Ōkura Bush Walkway is a 1.2 km 4WD trail in Hibiscus and Bays, Auckland, New Zealand.
You'll discover something refreshingly different at Ōkura Bush Walkway near Hibiscus and Bays—a compact urban trail that offers a genuine escape into native New Zealand bush without requiring extensive expedition planning. This 1.2 km route winds through regenerating forest, delivering scenic variety and natural immersion that belies its modest length. The walkway showcases the region's ecological recovery, with native trees and understory vegetation creating an intimate driving experience through a living landscape.
The terrain here is relatively forgiving, making it accessible for those exploring beyond conventional sealed roads. You'll navigate through the bush on a well-defined route that offers gentle grades and straightforward passage, though seasonal conditions can affect surface quality. The native bush environment means you should be prepared for potentially narrow sections and overhanging vegetation—clearing your lines before proceeding is advisable. The short distance makes this an ideal warm-up trail or a pleasant addition to a broader exploration of Auckland's natural reserves.

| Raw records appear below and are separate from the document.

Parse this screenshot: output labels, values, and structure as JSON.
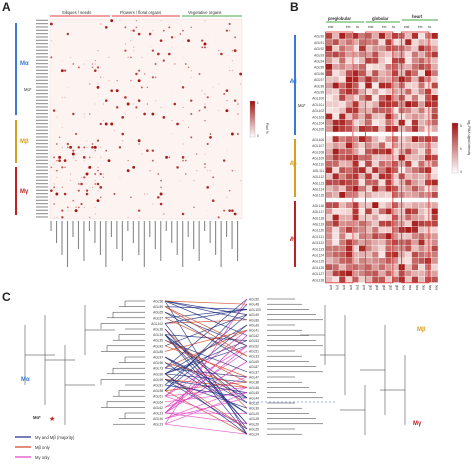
{
  "panels": {
    "a": "A",
    "b": "B",
    "c": "C"
  },
  "panel_a": {
    "categories": [
      "Siliques / seeds",
      "Flowers / floral organs",
      "Vegetative organs"
    ],
    "category_colors": [
      "#e0403a",
      "#e0403a",
      "#4aa84a"
    ],
    "groups": [
      {
        "label": "Mα",
        "color": "#3a7ad0"
      },
      {
        "label": "Mα*",
        "color": "#3a7ad0"
      },
      {
        "label": "Mβ",
        "color": "#d8a020"
      },
      {
        "label": "Mγ",
        "color": "#c02020"
      }
    ],
    "legend_title": "Pixel %",
    "legend_max": "1",
    "legend_min": "0",
    "row_count": 60,
    "col_count": 70
  },
  "panel_b": {
    "stages": [
      "preglobular",
      "globular",
      "heart"
    ],
    "stage_color": "#4aa84a",
    "sub_labels": [
      "end",
      "em",
      "sc",
      "end",
      "em",
      "sc",
      "end",
      "em",
      "sc"
    ],
    "genes": [
      "AGL90",
      "AGL91",
      "AGL92",
      "AGL93",
      "AGL94",
      "AGL95",
      "AGL96",
      "AGL97",
      "AGL98",
      "AGL99",
      "AGL100",
      "AGL101",
      "AGL102",
      "AGL103",
      "AGL104",
      "AGL105",
      "AGL106",
      "AGL107",
      "AGL108",
      "AGL109",
      "AGL110",
      "AGL111",
      "AGL112",
      "AGL113",
      "AGL114",
      "AGL115",
      "AGL116",
      "AGL117",
      "AGL118",
      "AGL119",
      "AGL120",
      "AGL121",
      "AGL122",
      "AGL123",
      "AGL124",
      "AGL125",
      "AGL126",
      "AGL127",
      "AGL128"
    ],
    "columns": [
      "preglob_em_end",
      "preglob_cz_end",
      "preglob_pen_end",
      "preglob_micro_end",
      "preglob_emb",
      "preglob_seed_coat",
      "glob_micro_end",
      "glob_pen_end",
      "glob_cz_end",
      "glob_emb",
      "glob_seed_coat",
      "heart_pen_end",
      "heart_cz_end",
      "heart_micro_end",
      "heart_emb",
      "heart_seed_coat",
      "heart_chal_coat"
    ],
    "legend_title": "log₂ RMA signal intensity",
    "legend_ticks": [
      "8",
      "6",
      "4"
    ],
    "groups": [
      {
        "label": "Mα",
        "color": "#3a7ad0"
      },
      {
        "label": "Mα*",
        "color": "#3a7ad0"
      },
      {
        "label": "Mβ",
        "color": "#d8a020"
      },
      {
        "label": "Mγ",
        "color": "#c02020"
      }
    ]
  },
  "panel_c": {
    "left_genes": [
      "AGL58",
      "AGL59",
      "AGL65",
      "AGL57",
      "AGL102",
      "AGL36",
      "AGL34",
      "AGL35",
      "AGL83",
      "AGL85",
      "AGL97",
      "AGL96",
      "AGL73",
      "AGL90",
      "AGL99",
      "AGL81",
      "AGL98",
      "AGL61",
      "AGL64",
      "AGL62",
      "AGL23",
      "AGL40",
      "AGL23"
    ],
    "right_genes": [
      "AGL50",
      "AGL48",
      "AGL103",
      "AGL49",
      "AGL86",
      "AGL43",
      "AGL41",
      "AGL42",
      "AGL53",
      "AGL52",
      "AGL51",
      "AGL33",
      "AGL69",
      "AGL87",
      "AGL37",
      "AGL47",
      "AGL38",
      "AGL46",
      "AGL45",
      "AGL44",
      "AGL32",
      "AGL39",
      "AGL29",
      "AGL28",
      "AGL26",
      "AGL25",
      "AGL24"
    ],
    "left_group": "Mα",
    "left_sub_group": "Mα*",
    "right_group_top": "Mβ",
    "right_group_bottom": "Mγ",
    "legend": [
      {
        "label": "Mγ and Mβ (majority)",
        "color": "#1a2a7a"
      },
      {
        "label": "Mβ only",
        "color": "#d04020"
      },
      {
        "label": "Mγ only",
        "color": "#e040c0"
      }
    ],
    "bootstrap_labels": [
      "100",
      "100",
      "100",
      "100",
      "100",
      "100",
      "100",
      "100",
      "100",
      "100"
    ]
  }
}
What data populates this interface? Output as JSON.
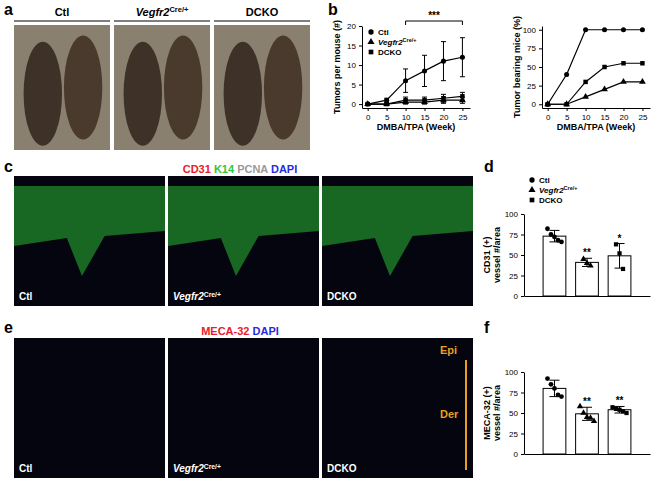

This is prime territory for drivers seeking authentic native forest driving experiences without technical challenges. You'll appreciate the authentic bush atmosphere and the opportunity to explore how Auckland's natural heritage persists alongside urban development. Bring supplies for the brief journey, check local conditions before heading out, and consider combining this with other nearby reserves for a fuller day of off-road driving.
Explore Ōkura Bush Walkway in the app
Offline maps, live conditions & more
1.2 km
Distance
--
Avg Time
--
Avg Speed
--
Steep Grade
See how many vehicles have driven this trail
Already have an account?
See who's driving this trail and when
Already have an account?
14°C
Partly Cloudy
8 km/h ENE
100%
14°C
0
7-Day Forecast
Patchy rain nearby
Sunny
Sunny
Sunny
Sunny
Sunny
Sunny
Get offline topo maps, live conditions, and data-driven difficulty ratings.